Malheureusement, l’application de ces règlements en faveur des minorités reste au stade de voeu pieux et se heurte toujours au sacro-saint mais ô combien fallacieux principe de liberté d’expression. Cette locution a été, ces derniers temps, trop souvent brandie pour stigmatiser l’autre, le minoritaire, l’immigrant, celui qui n’est pas « de souche ». Cela est surtout vrai pour les communautés musulmanes qui, de l’avis de plusieurs bien-pensants occidentaux, dérangent le plus. L’islam n’est-il pas, d’après eux, une religion rétrograde qui est incompatible avec la démocratie, voile les femmes et empêche tout progrès social?

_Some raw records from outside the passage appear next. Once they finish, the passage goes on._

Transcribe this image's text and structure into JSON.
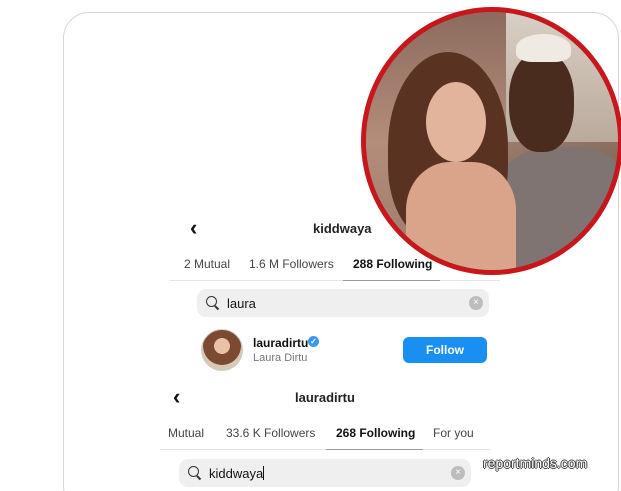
{
  "profile_top": {
    "title": "kiddwaya",
    "tabs": [
      {
        "label": "2 Mutual"
      },
      {
        "label": "1.6 M Followers"
      },
      {
        "label": "288 Following"
      }
    ],
    "search_value": "laura",
    "result": {
      "username": "lauradirtu",
      "full_name": "Laura Dirtu",
      "button_label": "Follow"
    }
  },
  "profile_bottom": {
    "title": "lauradirtu",
    "tabs": [
      {
        "label": "Mutual"
      },
      {
        "label": "33.6 K Followers"
      },
      {
        "label": "268 Following"
      },
      {
        "label": "For you"
      }
    ],
    "search_value": "kiddwaya"
  },
  "watermark": "reportminds.com",
  "colors": {
    "accent": "#1a8ff2",
    "verified": "#3897f0",
    "photo_ring": "#c7161c"
  },
  "icons": {
    "back": "chevron-left-icon",
    "search": "magnifier-icon",
    "clear": "clear-circle-icon",
    "verified": "verified-badge-icon"
  }
}
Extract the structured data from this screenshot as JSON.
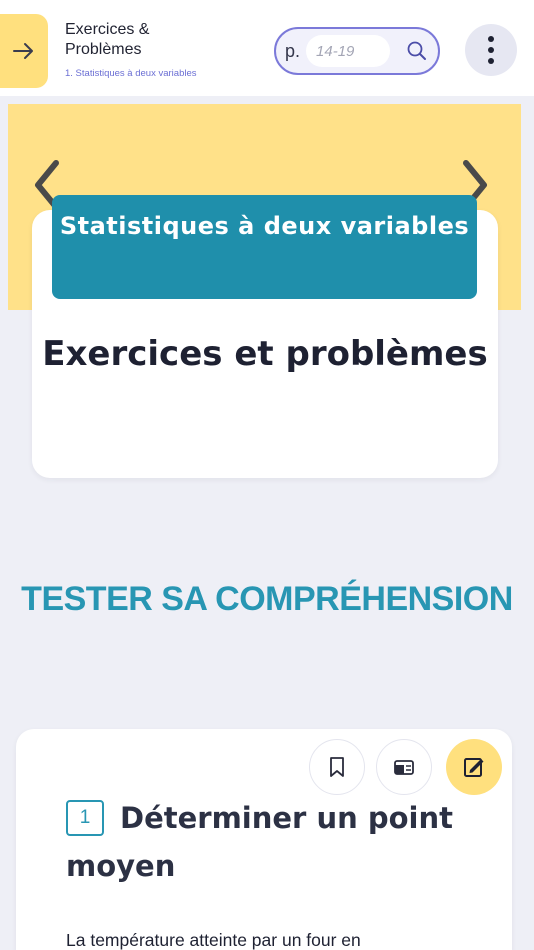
{
  "header": {
    "title_line1": "Exercices &",
    "title_line2": "Problèmes",
    "subtitle": "1. Statistiques à deux variables",
    "page_prefix": "p.",
    "page_placeholder": "14-19"
  },
  "banner": {
    "chapter": "Statistiques à deux variables",
    "card_title": "Exercices et problèmes"
  },
  "section": {
    "heading": "TESTER SA COMPRÉHENSION"
  },
  "exercise": {
    "number": "1",
    "title": "Déterminer un point moyen",
    "body": "La température atteinte par un four en"
  },
  "colors": {
    "accent_yellow": "#ffe07e",
    "accent_teal": "#1f8fab",
    "accent_purple": "#7b79d9"
  },
  "icons": {
    "back": "arrow-right-icon",
    "search": "magnifier-icon",
    "menu": "vertical-dots-icon",
    "prev": "chevron-left-icon",
    "next": "chevron-right-icon",
    "bookmark": "bookmark-icon",
    "card": "flashcard-icon",
    "edit": "edit-note-icon"
  }
}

N’a-t-on pas vu, en France, un problème aussi général que celui des signes religieux ostentatoires ne se réduire qu’à un simple problème du voile islamique? Les multiples débats télévisés sur les accommodements raisonnables au Québec ne se sont-ils pas implicitement attaqués à l’Islam et son incongruité avec une société moderne?

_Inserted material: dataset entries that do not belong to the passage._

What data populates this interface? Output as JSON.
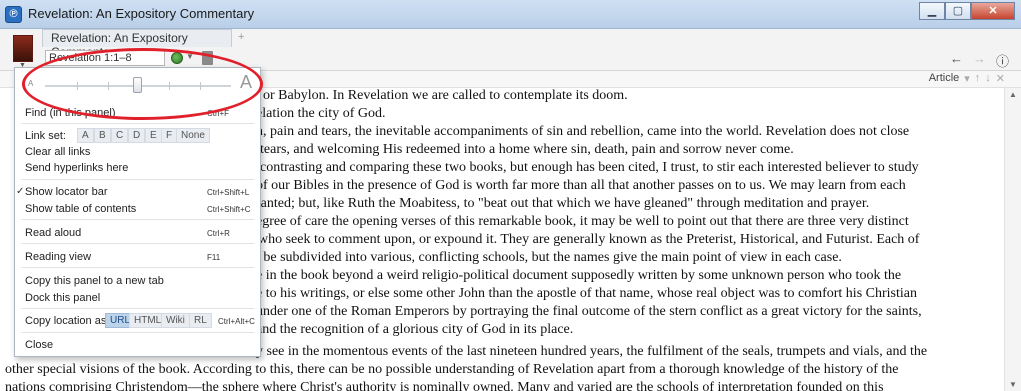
{
  "window": {
    "title": "Revelation: An Expository Commentary"
  },
  "panel": {
    "tab_title": "Revelation: An Expository Commentary",
    "tab_add": "+",
    "reference": "Revelation 1:1–8",
    "article_label": "Article",
    "article_controls": [
      "▾",
      "↑",
      "↓",
      "✕"
    ]
  },
  "nav": {
    "back": "←",
    "forward": "→",
    "info": "ⓘ"
  },
  "menu": {
    "slider": {
      "small_label": "A",
      "large_label": "A",
      "value_fraction": 0.48
    },
    "find": {
      "label": "Find (in this panel)",
      "shortcut": "Ctrl+F"
    },
    "link_set": {
      "label": "Link set:",
      "options": [
        "A",
        "B",
        "C",
        "D",
        "E",
        "F",
        "None"
      ]
    },
    "clear_links": "Clear all links",
    "send_links": "Send hyperlinks here",
    "show_locator": {
      "label": "Show locator bar",
      "shortcut": "Ctrl+Shift+L",
      "checked": true
    },
    "show_toc": {
      "label": "Show table of contents",
      "shortcut": "Ctrl+Shift+C"
    },
    "read_aloud": {
      "label": "Read aloud",
      "shortcut": "Ctrl+R"
    },
    "reading_view": {
      "label": "Reading view",
      "shortcut": "F11"
    },
    "copy_panel": "Copy this panel to a new tab",
    "dock_panel": "Dock this panel",
    "copy_location": {
      "label": "Copy location as:",
      "options": [
        "URL",
        "HTML",
        "Wiki",
        "RL"
      ],
      "selected": "URL",
      "shortcut": "Ctrl+Alt+C"
    },
    "close": "Close"
  },
  "content": {
    "lines": [
      ", or Babylon. In Revelation we are called to contemplate its doom.",
      "elation the city of God.",
      "n, pain and tears, the inevitable accompaniments of sin and rebellion, came into the world. Revelation does not close",
      "tears, and welcoming His redeemed into a home where sin, death, pain and sorrow never come.",
      "contrasting and comparing these two books, but enough has been cited, I trust, to stir each interested believer to study",
      "of our Bibles in the presence of God is worth far more than all that another passes on to us. We may learn from each",
      "ranted; but, like Ruth the Moabitess, to \"beat out that which we have gleaned\" through meditation and prayer.",
      "egree of care the opening verses of this remarkable book, it may be well to point out that there are three very distinct",
      "who seek to comment upon, or expound it. They are generally known as the Preterist, Historical, and Futurist. Each of",
      "t be subdivided into various, conflicting schools, but the names give the main point of view in each case.",
      "e in the book beyond a weird religio-political document supposedly written by some unknown person who took the",
      "e to his writings, or else some other John than the apostle of that name, whose real object was to comfort his Christian",
      "under one of the Roman Emperors by portraying the final outcome of the stern conflict as a great victory for the saints,",
      "and the recognition of a glorious city of God in its place.",
      "y see in the momentous events of the last nineteen hundred years, the fulfilment of the seals, trumpets and vials, and the",
      "other special visions of the book. According to this, there can be no possible understanding of Revelation apart from a thorough knowledge of the history of the",
      "nations comprising Christendom—the sphere where Christ's authority is nominally owned. Many and varied are the schools of interpretation founded on this"
    ]
  },
  "colors": {
    "highlight_ring": "#e0202a",
    "selected_segment": "#bcd3ea"
  }
}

Jamais la « littérature » mondiale n’a vu, en un laps de temps aussi court, autant de livres ayant pour sujet la maltraitance de la femme musulmane : Le voile de la peur (Assia Shariff, Algérie), Défigurée (Rania Al-Baz, Arabie Saoudite), Brûlée vive (Souad, Palestine) ; Mariée de force (Leila, Maroc) ; La femme lapidée de (Freidoune Sahebjam, Iran) ; Visage volé (Latifa, Afghanistan), Vendues ( Zana Muhsen, Yémen), Déshonorée (Mukhtar Mai, Pakistan); Bas les voiles ! (Chahdortt Djavann, Iran), Dans l’enfer des tournantes (Samira Bellil, Algérie) , Née en France. (Aicha Benaïssa, Algérie). Et cette liste d’ouvrages qui ornent les devantures des librairies occidentales est loin d’être exhaustive.

On n’est plus du tout dans le temps de l’américaine Betty Mahmoody qui, avec son livre « Jamais sans ma fille », a lancé le bal de ce genre de littérature féminine. Maintenant, les titres sont cinglants et racoleurs: les femmes musulmanes sont voilées, mariées de force, brûlées, défigurées, déshonorées, violées et, finalement, lapidées. Chose étrange pourtant : comment se fait-il que des sociétés musulmanes aussi rétrogrades puissent enfanter autant de talents littéraires féminins alors que les femmes n’y ont aucun droit ni aucune éducation? Ou alors servent-elles de prête-noms à des auteurs qui ont trouvé une mine d’or dans ce genre littéraire?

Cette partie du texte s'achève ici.